The reason I hate this myth is because it can prevent aspiring bodybuilders and athletes from utilizing an excellent chest-building exercise. No, it’s not the use of this particular movement that causes pectoral tears and rotator cuff injuries, but the misuse of it. Unfortunately, the bench press has become the most popular measure of strength, which causes lifters to focus far too much on how much weight they can lift rather than doing the exercise with proper form and execution.
If you treat the bench press with respect by moving the bar slowly on the negative (no bouncing off the chest), using a proper ROM, keeping most sets in a range of eight to 12 reps (stop doing max singles every workout), warming up properly, and setting the torso in the correct position throughout (chest held high, shoulders shrugged down and back, slight arch in lower back, feet planted on the floor) then there will be far less potential for injury and far more potential for an Arnold-like-chest.

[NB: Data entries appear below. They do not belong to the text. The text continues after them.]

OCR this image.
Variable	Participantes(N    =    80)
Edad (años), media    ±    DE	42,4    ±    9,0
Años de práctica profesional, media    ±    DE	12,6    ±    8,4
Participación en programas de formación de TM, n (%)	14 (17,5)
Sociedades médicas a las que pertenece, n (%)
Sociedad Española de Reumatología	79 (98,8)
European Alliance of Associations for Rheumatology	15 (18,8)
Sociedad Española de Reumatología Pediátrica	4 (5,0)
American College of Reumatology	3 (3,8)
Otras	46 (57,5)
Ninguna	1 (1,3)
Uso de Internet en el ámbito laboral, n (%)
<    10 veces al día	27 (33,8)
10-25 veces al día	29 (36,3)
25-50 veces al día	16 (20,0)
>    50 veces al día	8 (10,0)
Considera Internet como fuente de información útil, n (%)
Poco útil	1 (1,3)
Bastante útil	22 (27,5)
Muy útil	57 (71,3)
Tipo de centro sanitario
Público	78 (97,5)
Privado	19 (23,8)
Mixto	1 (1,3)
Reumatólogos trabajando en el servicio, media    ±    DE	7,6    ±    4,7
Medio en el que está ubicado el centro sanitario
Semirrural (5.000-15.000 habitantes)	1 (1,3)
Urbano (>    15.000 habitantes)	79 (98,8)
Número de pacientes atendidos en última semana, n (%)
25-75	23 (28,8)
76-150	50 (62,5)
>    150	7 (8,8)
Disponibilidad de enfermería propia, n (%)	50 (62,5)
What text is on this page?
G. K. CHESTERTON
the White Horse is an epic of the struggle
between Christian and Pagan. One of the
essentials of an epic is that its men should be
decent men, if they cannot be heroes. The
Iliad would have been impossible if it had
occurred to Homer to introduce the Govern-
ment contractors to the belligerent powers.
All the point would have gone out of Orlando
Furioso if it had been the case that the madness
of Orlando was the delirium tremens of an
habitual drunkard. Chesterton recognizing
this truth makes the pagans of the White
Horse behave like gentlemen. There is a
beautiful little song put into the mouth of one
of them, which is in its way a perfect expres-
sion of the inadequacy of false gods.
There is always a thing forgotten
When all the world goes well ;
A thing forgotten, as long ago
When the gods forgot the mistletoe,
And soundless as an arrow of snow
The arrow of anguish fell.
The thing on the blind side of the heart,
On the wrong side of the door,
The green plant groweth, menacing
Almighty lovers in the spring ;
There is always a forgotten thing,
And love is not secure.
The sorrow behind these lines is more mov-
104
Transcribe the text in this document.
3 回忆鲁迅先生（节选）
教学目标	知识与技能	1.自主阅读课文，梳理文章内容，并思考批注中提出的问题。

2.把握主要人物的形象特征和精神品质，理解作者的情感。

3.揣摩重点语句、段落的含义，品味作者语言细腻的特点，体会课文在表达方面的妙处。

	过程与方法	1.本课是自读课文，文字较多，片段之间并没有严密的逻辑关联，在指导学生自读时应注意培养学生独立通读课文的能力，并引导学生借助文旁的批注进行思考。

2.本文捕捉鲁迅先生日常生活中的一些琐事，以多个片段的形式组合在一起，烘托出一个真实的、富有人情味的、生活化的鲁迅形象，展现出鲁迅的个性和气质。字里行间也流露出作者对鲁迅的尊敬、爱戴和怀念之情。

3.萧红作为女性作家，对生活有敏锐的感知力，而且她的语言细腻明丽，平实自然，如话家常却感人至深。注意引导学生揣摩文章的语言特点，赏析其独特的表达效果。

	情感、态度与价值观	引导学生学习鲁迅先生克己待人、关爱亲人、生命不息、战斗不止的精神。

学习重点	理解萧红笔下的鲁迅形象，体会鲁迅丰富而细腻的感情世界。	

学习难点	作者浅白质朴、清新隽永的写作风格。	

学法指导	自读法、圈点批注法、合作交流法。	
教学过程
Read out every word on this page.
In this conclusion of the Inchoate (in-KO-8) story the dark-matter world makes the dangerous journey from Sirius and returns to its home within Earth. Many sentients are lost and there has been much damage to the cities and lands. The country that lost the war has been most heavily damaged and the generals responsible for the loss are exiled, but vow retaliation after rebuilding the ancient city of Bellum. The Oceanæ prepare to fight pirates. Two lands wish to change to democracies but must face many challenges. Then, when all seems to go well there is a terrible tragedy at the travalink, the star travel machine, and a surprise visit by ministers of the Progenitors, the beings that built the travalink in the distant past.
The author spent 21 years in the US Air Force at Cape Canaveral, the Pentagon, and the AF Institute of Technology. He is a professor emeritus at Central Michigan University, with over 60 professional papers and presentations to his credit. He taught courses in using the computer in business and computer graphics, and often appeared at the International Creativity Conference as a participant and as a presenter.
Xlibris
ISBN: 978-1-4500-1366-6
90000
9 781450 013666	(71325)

There’s no doubt that the basic barbell back squat is an amazing exercise for building mass and strength in your quads. Some of the biggest legs in bodybuilding were created with this movement as the foundation. However, most people who swear by barbell squats also happen to be perfectly “built” for the movement, so proper form comes easily and most of the work is effectively done by the quads. For many others, however, this exercise is awkward and uncomfortable and results in more lower back and gluteus stimulation than anything else—no matter how carefully each rep is executed.
Using myself as an example, I worked very hard on perfecting barbell squats in my first 10 years of training, eventually working up to sets of 10 to 12 deep reps with 405 pounds and no knee wraps (not much weight for some, but for me was substantial). Did my quads get huge from this? No. They got bigger for sure, but I would say that my glutes always grew disproportionately, while my lower back took quite a beating. It wasn’t until I switched over to hack, sissy, and machine squats, as well as various leg presses, that my quads began to take on significant development.
The key was that I was able to feel these movements more in the target muscle and put far more mental focus and intensity into every rep. I recommend every trainee give the barbell back squat a fair chance. Work hard and long on perfecting them and then honestly assess whether they are effective for you or not. Just do not let anyone tell you that you cannot build big legs without them. The secret to massive quads comes down to guts, heart, focus, consistency, and hard work more than what kind of squats you do.